Les noix et la noisette

Huile : 46 x 38

– Vide tes poches ! Colombo avait deviné à leur formes gonflées qu’elles étaient pleines. Sept ans, j’extirpais de mes doigts imprudemment brunis par leur ramassage une dizaine de noix, ce qui ravit le maître d’école. La blouse de l’instit’ remplaçait l’imper du policier mais le flair était le même, quel talent ! Monsieur Blaison, blouse grise donc, cheveux plaqués sur l’arrière, nez légèrement couperosé, grosses mains, bien noté de l’inspecteur, peut-être directeur avant la retraite.
Monsieur Blaison était souriant mais sévère, normalement il m’aimait bien, je le croyais, j’étais premier ou deuxième de la classe. Monsieur Blaison il ne passait sur presque rien. Un jour de dictée, arpentant les allées, ar ti cu lant avec soin les mots, surveillant par-dessus nos épaules notre orthographe, il remarqua sur ma page une faute en cours de formation.
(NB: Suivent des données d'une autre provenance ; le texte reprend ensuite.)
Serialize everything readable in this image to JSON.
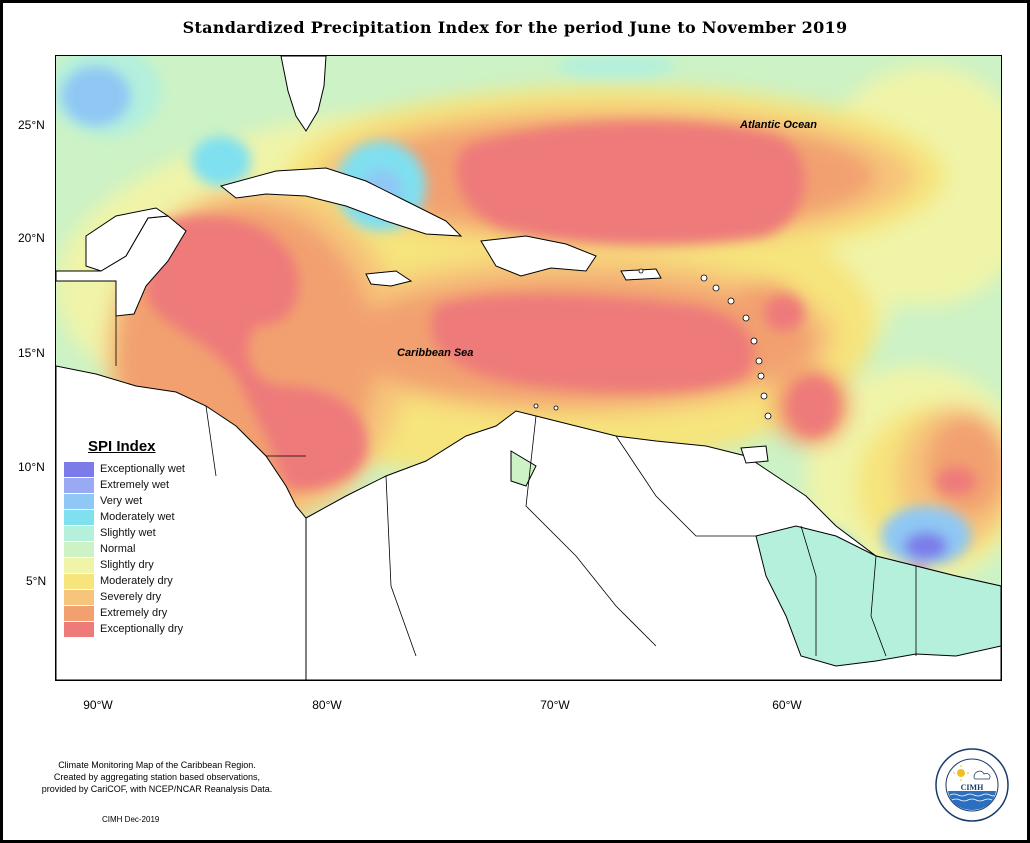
{
  "title": "Standardized Precipitation Index for the period June to November 2019",
  "map": {
    "lat_ticks": [
      "25°N",
      "20°N",
      "15°N",
      "10°N",
      "5°N"
    ],
    "lon_ticks": [
      "90°W",
      "80°W",
      "70°W",
      "60°W"
    ],
    "labels": {
      "atlantic": "Atlantic Ocean",
      "caribbean": "Caribbean Sea"
    }
  },
  "legend": {
    "title": "SPI Index",
    "items": [
      {
        "label": "Exceptionally wet",
        "color": "#7b7bea"
      },
      {
        "label": "Extremely wet",
        "color": "#9aaaf2"
      },
      {
        "label": "Very wet",
        "color": "#8fc8f4"
      },
      {
        "label": "Moderately wet",
        "color": "#7fe0f0"
      },
      {
        "label": "Slightly wet",
        "color": "#b4f0dc"
      },
      {
        "label": "Normal",
        "color": "#ccf2c6"
      },
      {
        "label": "Slightly dry",
        "color": "#f0f4a8"
      },
      {
        "label": "Moderately dry",
        "color": "#f6e47c"
      },
      {
        "label": "Severely dry",
        "color": "#f6c47a"
      },
      {
        "label": "Extremely dry",
        "color": "#f2a070"
      },
      {
        "label": "Exceptionally dry",
        "color": "#ee7a7a"
      }
    ]
  },
  "credit": {
    "line1": "Climate Monitoring Map of the Caribbean Region.",
    "line2": "Created by aggregating station based observations,",
    "line3": "provided by CariCOF, with NCEP/NCAR Reanalysis Data.",
    "date": "CIMH Dec-2019"
  },
  "logo": {
    "abbr": "CIMH",
    "ring_text": "Caribbean Institute for Meteorology and Hydrology"
  }
}
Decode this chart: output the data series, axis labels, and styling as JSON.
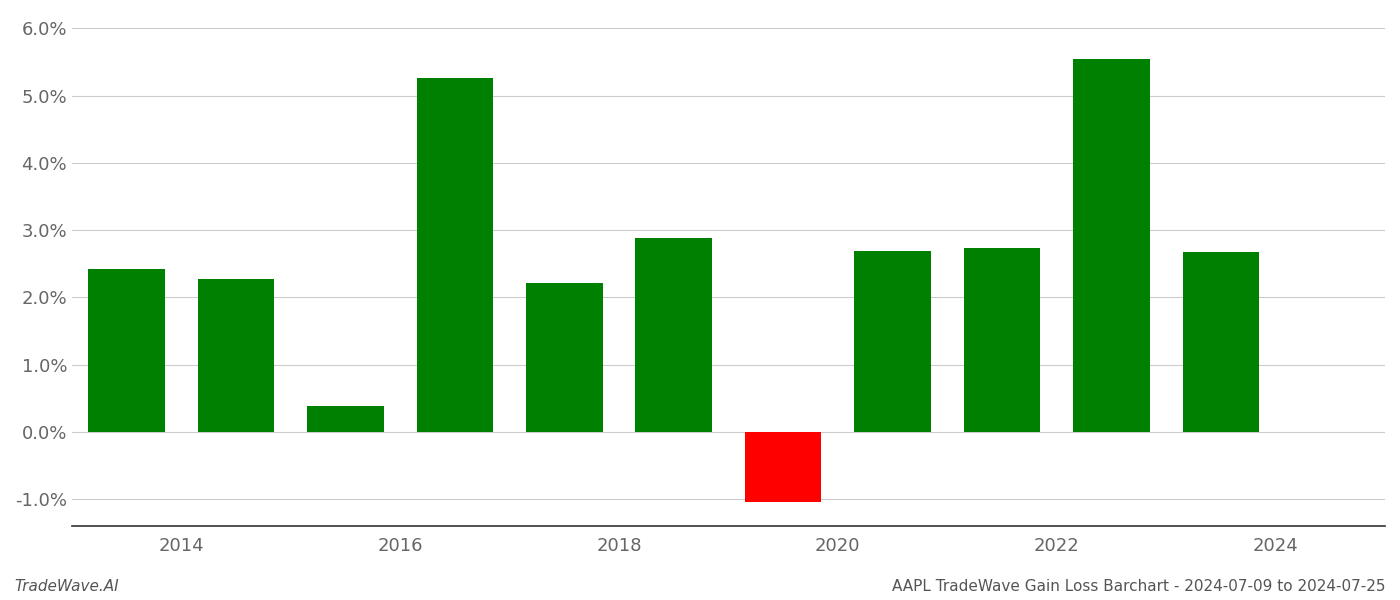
{
  "bar_positions": [
    2013.5,
    2014.5,
    2015.5,
    2016.5,
    2017.5,
    2018.5,
    2019.5,
    2020.5,
    2021.5,
    2022.5,
    2023.5
  ],
  "values": [
    2.42,
    2.27,
    0.38,
    5.27,
    2.22,
    2.89,
    -1.05,
    2.69,
    2.73,
    5.55,
    2.67
  ],
  "bar_colors": [
    "#008000",
    "#008000",
    "#008000",
    "#008000",
    "#008000",
    "#008000",
    "#ff0000",
    "#008000",
    "#008000",
    "#008000",
    "#008000"
  ],
  "footer_left": "TradeWave.AI",
  "footer_right": "AAPL TradeWave Gain Loss Barchart - 2024-07-09 to 2024-07-25",
  "ylim": [
    -1.4,
    6.2
  ],
  "yticks": [
    -1.0,
    0.0,
    1.0,
    2.0,
    3.0,
    4.0,
    5.0,
    6.0
  ],
  "xticks": [
    2014,
    2016,
    2018,
    2020,
    2022,
    2024
  ],
  "xlim": [
    2013.0,
    2025.0
  ],
  "background_color": "#ffffff",
  "grid_color": "#cccccc",
  "bar_width": 0.7,
  "figsize": [
    14.0,
    6.0
  ],
  "dpi": 100
}
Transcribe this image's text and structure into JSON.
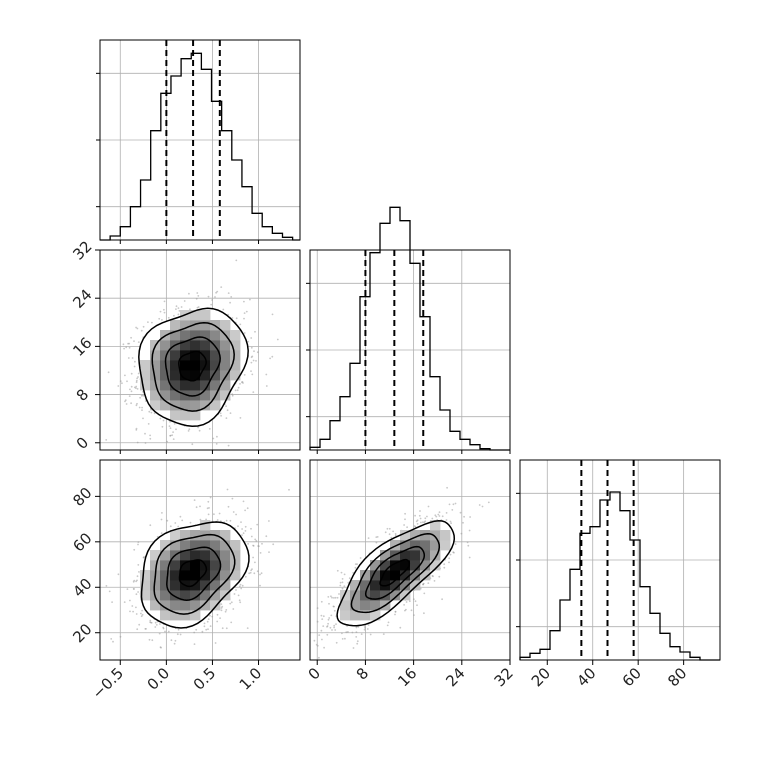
{
  "chart_data": {
    "type": "corner",
    "grid": true,
    "parameters": [
      {
        "range": [
          -0.72,
          1.45
        ],
        "ticks": [
          -0.5,
          0.0,
          0.5,
          1.0
        ],
        "tick_labels": [
          "−0.5",
          "0.0",
          "0.5",
          "1.0"
        ],
        "quantiles": [
          0.0,
          0.29,
          0.58
        ],
        "hist_bins_edges": [
          -0.72,
          -0.61,
          -0.5,
          -0.39,
          -0.28,
          -0.17,
          -0.06,
          0.05,
          0.16,
          0.27,
          0.38,
          0.49,
          0.6,
          0.71,
          0.82,
          0.93,
          1.04,
          1.15,
          1.26,
          1.37,
          1.45
        ],
        "hist_counts": [
          0,
          3,
          10,
          25,
          45,
          82,
          110,
          123,
          136,
          140,
          128,
          104,
          82,
          60,
          40,
          20,
          10,
          5,
          2,
          0
        ]
      },
      {
        "range": [
          -1.2,
          32.0
        ],
        "ticks": [
          0,
          8,
          16,
          24,
          32
        ],
        "tick_labels": [
          "0",
          "8",
          "16",
          "24",
          "32"
        ],
        "quantiles": [
          8.0,
          12.8,
          17.6
        ],
        "hist_bins_edges": [
          -1.2,
          0.46,
          2.12,
          3.78,
          5.44,
          7.1,
          8.76,
          10.42,
          12.08,
          13.74,
          15.4,
          17.06,
          18.72,
          20.38,
          22.04,
          23.7,
          25.36,
          27.02,
          28.68,
          30.34,
          32.0
        ],
        "hist_counts": [
          2,
          8,
          22,
          40,
          65,
          115,
          148,
          170,
          182,
          172,
          140,
          100,
          55,
          30,
          14,
          8,
          4,
          1,
          0,
          0
        ]
      },
      {
        "range": [
          8.0,
          96.0
        ],
        "ticks": [
          20,
          40,
          60,
          80
        ],
        "tick_labels": [
          "20",
          "40",
          "60",
          "80"
        ],
        "quantiles": [
          35.0,
          46.5,
          58.0
        ],
        "hist_bins_edges": [
          8.0,
          12.4,
          16.8,
          21.2,
          25.6,
          30.0,
          34.4,
          38.8,
          43.2,
          47.6,
          52.0,
          56.4,
          60.8,
          65.2,
          69.6,
          74.0,
          78.4,
          82.8,
          87.2,
          91.6,
          96.0
        ],
        "hist_counts": [
          2,
          5,
          8,
          22,
          45,
          68,
          95,
          100,
          120,
          126,
          112,
          90,
          55,
          35,
          20,
          10,
          6,
          2,
          0,
          0
        ]
      }
    ],
    "hist_ylim": [
      0,
      150
    ],
    "hist_y_ticks": [
      25,
      75,
      125
    ],
    "pairs": [
      {
        "x": 0,
        "y": 1,
        "mean": [
          0.28,
          12.8
        ],
        "sigma": [
          0.29,
          4.8
        ],
        "rho": 0.15,
        "contour_sigmas": [
          0.5,
          1.0,
          1.5,
          2.0
        ]
      },
      {
        "x": 0,
        "y": 2,
        "mean": [
          0.28,
          46.5
        ],
        "sigma": [
          0.29,
          11.5
        ],
        "rho": 0.3,
        "contour_sigmas": [
          0.5,
          1.0,
          1.5,
          2.0
        ]
      },
      {
        "x": 1,
        "y": 2,
        "mean": [
          12.8,
          46.5
        ],
        "sigma": [
          4.8,
          11.5
        ],
        "rho": 0.75,
        "contour_sigmas": [
          0.5,
          1.0,
          1.5,
          2.0
        ]
      }
    ]
  }
}
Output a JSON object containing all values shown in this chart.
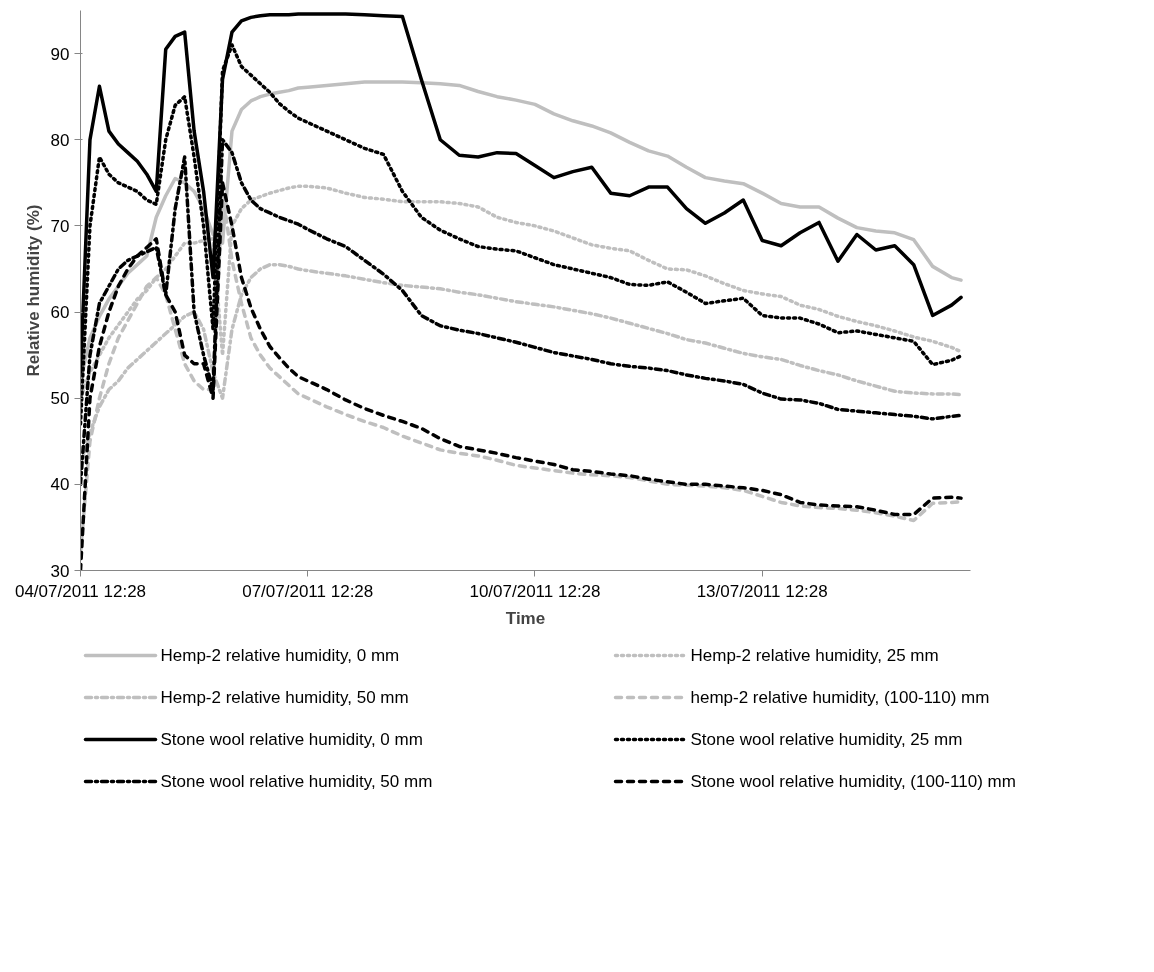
{
  "chart_data": {
    "type": "line",
    "xlabel": "Time",
    "ylabel": "Relative humidity (%)",
    "x": [
      "2011-07-04T12:28",
      "2011-07-04T15:28",
      "2011-07-04T18:28",
      "2011-07-04T21:28",
      "2011-07-05T00:28",
      "2011-07-05T03:28",
      "2011-07-05T06:28",
      "2011-07-05T09:28",
      "2011-07-05T12:28",
      "2011-07-05T15:28",
      "2011-07-05T18:28",
      "2011-07-05T21:28",
      "2011-07-06T00:28",
      "2011-07-06T03:28",
      "2011-07-06T06:28",
      "2011-07-06T09:28",
      "2011-07-06T12:28",
      "2011-07-06T15:28",
      "2011-07-06T18:28",
      "2011-07-06T21:28",
      "2011-07-07T00:28",
      "2011-07-07T03:28",
      "2011-07-07T06:28",
      "2011-07-07T09:28",
      "2011-07-07T12:28",
      "2011-07-07T18:28",
      "2011-07-08T00:28",
      "2011-07-08T06:28",
      "2011-07-08T12:28",
      "2011-07-08T18:28",
      "2011-07-09T00:28",
      "2011-07-09T06:28",
      "2011-07-09T12:28",
      "2011-07-09T18:28",
      "2011-07-10T00:28",
      "2011-07-10T06:28",
      "2011-07-10T12:28",
      "2011-07-10T18:28",
      "2011-07-11T00:28",
      "2011-07-11T06:28",
      "2011-07-11T12:28",
      "2011-07-11T18:28",
      "2011-07-12T00:28",
      "2011-07-12T06:28",
      "2011-07-12T12:28",
      "2011-07-12T18:28",
      "2011-07-13T00:28",
      "2011-07-13T06:28",
      "2011-07-13T12:28",
      "2011-07-13T18:28",
      "2011-07-14T00:28",
      "2011-07-14T06:28",
      "2011-07-14T12:28",
      "2011-07-14T18:28",
      "2011-07-15T00:28",
      "2011-07-15T06:28",
      "2011-07-15T12:28",
      "2011-07-15T18:28",
      "2011-07-16T00:28",
      "2011-07-16T03:28"
    ],
    "series": [
      {
        "name": "Hemp-2 relative humidity, 0 mm",
        "color": "#bfbfbf",
        "line_style": "solid",
        "values": [
          52,
          57,
          59.5,
          61.5,
          63,
          64.5,
          65.5,
          66.5,
          71,
          73.5,
          75.5,
          75,
          74,
          72,
          69,
          68,
          81,
          83.5,
          84.5,
          85,
          85.3,
          85.5,
          85.7,
          86,
          86.1,
          86.3,
          86.5,
          86.7,
          86.7,
          86.7,
          86.6,
          86.5,
          86.3,
          85.6,
          85.0,
          84.6,
          84.1,
          83.0,
          82.2,
          81.6,
          80.8,
          79.7,
          78.7,
          78.1,
          76.8,
          75.6,
          75.2,
          74.9,
          73.8,
          72.6,
          72.2,
          72.2,
          70.9,
          69.8,
          69.4,
          69.2,
          68.4,
          65.3,
          64.0,
          63.7
        ]
      },
      {
        "name": "Hemp-2 relative humidity, 25 mm",
        "color": "#bfbfbf",
        "line_style": "dotted",
        "values": [
          50,
          53,
          55,
          57,
          58.5,
          60,
          61.5,
          62.5,
          64,
          65,
          66.5,
          68,
          68,
          68.3,
          68.5,
          55,
          70,
          72,
          73,
          73.4,
          73.8,
          74.1,
          74.4,
          74.6,
          74.6,
          74.4,
          73.8,
          73.3,
          73.1,
          72.8,
          72.8,
          72.8,
          72.6,
          72.2,
          71.0,
          70.4,
          70.0,
          69.4,
          68.6,
          67.8,
          67.4,
          67.1,
          66.0,
          65.0,
          64.9,
          64.2,
          63.3,
          62.5,
          62.1,
          61.8,
          60.8,
          60.3,
          59.5,
          58.9,
          58.4,
          57.8,
          57.1,
          56.6,
          55.9,
          55.4
        ]
      },
      {
        "name": "Hemp-2 relative humidity, 50 mm",
        "color": "#bfbfbf",
        "line_style": "dashdot",
        "values": [
          42,
          46,
          49,
          51,
          52,
          53.5,
          54.5,
          55.5,
          56.5,
          57.5,
          58.5,
          59.5,
          60,
          58,
          53,
          50,
          58,
          62,
          64,
          65,
          65.5,
          65.5,
          65.3,
          65,
          64.8,
          64.5,
          64.2,
          63.8,
          63.4,
          63.1,
          62.9,
          62.7,
          62.3,
          62.0,
          61.6,
          61.2,
          60.9,
          60.6,
          60.2,
          59.8,
          59.3,
          58.7,
          58.1,
          57.5,
          56.8,
          56.4,
          55.8,
          55.2,
          54.8,
          54.5,
          53.8,
          53.2,
          52.7,
          52.0,
          51.4,
          50.8,
          50.6,
          50.5,
          50.5,
          50.4
        ]
      },
      {
        "name": "hemp-2 relative humidity, (100-110) mm",
        "color": "#bfbfbf",
        "line_style": "dashed",
        "values": [
          32,
          45,
          50,
          54,
          57,
          59,
          61,
          63,
          64,
          62,
          58,
          54,
          52,
          51,
          51,
          74,
          66,
          61,
          57,
          55,
          53.5,
          52.5,
          51.5,
          50.5,
          50,
          49,
          48.1,
          47.3,
          46.6,
          45.6,
          44.8,
          44.0,
          43.6,
          43.3,
          42.8,
          42.2,
          41.9,
          41.6,
          41.3,
          41.1,
          41.0,
          40.8,
          40.4,
          40.0,
          39.9,
          39.8,
          39.6,
          39.3,
          38.6,
          37.9,
          37.5,
          37.3,
          37.2,
          37.0,
          36.7,
          36.3,
          35.8,
          37.8,
          37.9,
          38.0
        ]
      },
      {
        "name": "Stone wool relative humidity, 0 mm",
        "color": "#000000",
        "line_style": "solid",
        "values": [
          53,
          80,
          86.2,
          81,
          79.5,
          78.5,
          77.5,
          76,
          74,
          90.5,
          92,
          92.5,
          81,
          74,
          64,
          87,
          92.5,
          93.8,
          94.2,
          94.4,
          94.5,
          94.5,
          94.5,
          94.6,
          94.6,
          94.6,
          94.6,
          94.5,
          94.4,
          94.3,
          87,
          80,
          78.2,
          78.0,
          78.5,
          78.4,
          77.0,
          75.6,
          76.3,
          76.8,
          73.8,
          73.5,
          74.5,
          74.5,
          72.0,
          70.3,
          71.5,
          73.0,
          68.3,
          67.7,
          69.2,
          70.4,
          65.9,
          69.0,
          67.2,
          67.7,
          65.5,
          59.6,
          60.8,
          61.7
        ]
      },
      {
        "name": "Stone wool relative humidity, 25 mm",
        "color": "#000000",
        "line_style": "dotted",
        "values": [
          47,
          70,
          78,
          76,
          75,
          74.5,
          74,
          73,
          72.5,
          80,
          84,
          85,
          78,
          70,
          58,
          88,
          91,
          88.5,
          87.5,
          86.5,
          85.5,
          84.2,
          83.3,
          82.5,
          82,
          81,
          80,
          79,
          78.3,
          74,
          71,
          69.5,
          68.5,
          67.6,
          67.3,
          67.1,
          66.3,
          65.5,
          65,
          64.5,
          64,
          63.2,
          63.1,
          63.5,
          62.3,
          61.0,
          61.3,
          61.6,
          59.6,
          59.3,
          59.3,
          58.6,
          57.6,
          57.8,
          57.4,
          57.0,
          56.6,
          53.9,
          54.4,
          54.9
        ]
      },
      {
        "name": "Stone wool relative humidity, 50 mm",
        "color": "#000000",
        "line_style": "dashdot",
        "values": [
          40,
          55,
          61,
          63,
          65,
          66,
          66.5,
          67,
          67.5,
          62,
          72,
          78,
          60,
          55,
          51,
          80,
          78.5,
          75,
          73,
          72,
          71.5,
          71,
          70.6,
          70.2,
          69.6,
          68.5,
          67.6,
          66,
          64.4,
          62.5,
          59.6,
          58.4,
          57.9,
          57.5,
          57,
          56.5,
          55.9,
          55.3,
          54.9,
          54.5,
          54,
          53.7,
          53.5,
          53.2,
          52.7,
          52.3,
          52,
          51.6,
          50.6,
          49.9,
          49.8,
          49.4,
          48.7,
          48.5,
          48.3,
          48.1,
          47.9,
          47.6,
          47.9,
          48.0
        ]
      },
      {
        "name": "Stone wool relative humidity, (100-110) mm",
        "color": "#000000",
        "line_style": "dashed",
        "values": [
          30,
          50,
          56,
          60,
          63,
          65,
          66.5,
          67.5,
          68.5,
          62,
          60,
          55,
          54,
          54,
          50,
          75,
          70,
          64,
          60.5,
          58,
          56,
          54.7,
          53.5,
          52.5,
          52,
          51,
          49.8,
          48.8,
          48.0,
          47.3,
          46.5,
          45.3,
          44.4,
          44.0,
          43.6,
          43.1,
          42.7,
          42.3,
          41.7,
          41.5,
          41.2,
          41.0,
          40.6,
          40.3,
          40.0,
          40.0,
          39.8,
          39.6,
          39.3,
          38.8,
          37.9,
          37.6,
          37.5,
          37.4,
          37.0,
          36.5,
          36.5,
          38.4,
          38.5,
          38.4
        ]
      }
    ],
    "xlim": [
      "2011-07-04T12:28",
      "2011-07-16T06:28"
    ],
    "xticks": [
      {
        "value": "2011-07-04T12:28",
        "label": "04/07/2011 12:28"
      },
      {
        "value": "2011-07-07T12:28",
        "label": "07/07/2011 12:28"
      },
      {
        "value": "2011-07-10T12:28",
        "label": "10/07/2011 12:28"
      },
      {
        "value": "2011-07-13T12:28",
        "label": "13/07/2011 12:28"
      }
    ],
    "ylim": [
      30,
      95
    ],
    "yticks": [
      30,
      40,
      50,
      60,
      70,
      80,
      90
    ],
    "grid": false,
    "legend": "bottom",
    "marker": "none"
  }
}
Ne me laissant aucune chance de corriger la maladresse, lâchement, par derrière, sans que j’ai vu le coup venir, il m’asséna sur les deux oreilles une gifle inouïe, des deux mains, m’enserrant la tête dans un étau qui faillit m’estropier.
Le brave homme se voulait généreux, il donnait sans compter, il me permettait ainsi de réviser mes cathédrales. J’entendis pendant plusieurs jours les cloches de Reims, Chartres, Rouen, Amiens, Lisieux, Strasbourg et Notre Dame de Paris me remplir la tête de leurs bourdons lancinants. L’homme était brave mais un brin brutal. Je préservais à l’occasion mes tympans de fort peu, quoique j’entende maintenant moins bien.
– L’autre poche ! Sept ans, je m’exécutais et en sortis autant de noix, Sherlock Holmes avait pressenti que j’avais deux poches, quel métier !
Monsieur Blaison était très sévère, pourtant on aurait du s’aimer, j’étais deuxième ou troisième de sa classe. Monsieur Blaison il ne passait sur rien. Une fois, la seule fois où je fis une erreur grossière de calcul mental, il m’infligea la punition réservée aux cancres : tourner pendant le quart d’heure de récréation affublé d’un grand bonnet d’âne sous les quolibets des petits camarades compatissants.
Cet homme obligeant se voulait psychologue, il me permettait ainsi d’expérimenter mes réactions, de développer harmonieusement ma personnalité, d’adapter ma conduite face à l’hostilité d’un groupe. A l’époque je me défendais des moqueurs les plus acharnés par de timides coups de pieds. Je renforçais à l’occasion un équilibre comportemental un peu fragile quoique, maintenant, je me sente instable et suis souvent en analyses.
– Tu n’as rien d’autre ? J’ai sauvé une noisette, Eliot Ness ne l’aura pas, il peut se brosser le puncheur de CE1, elle est bien calée au fond de ma poche confondue à mes coucougnettes. Sept ans elles sont grosses comme des noisettes.
Le brave homme est mort à présent, avec les Palmes Académiques, je me suis bien vengé depuis, j’ai les coucougnettes grosses comme des noix, et lui ça fait un moment qu’il n’en a plus.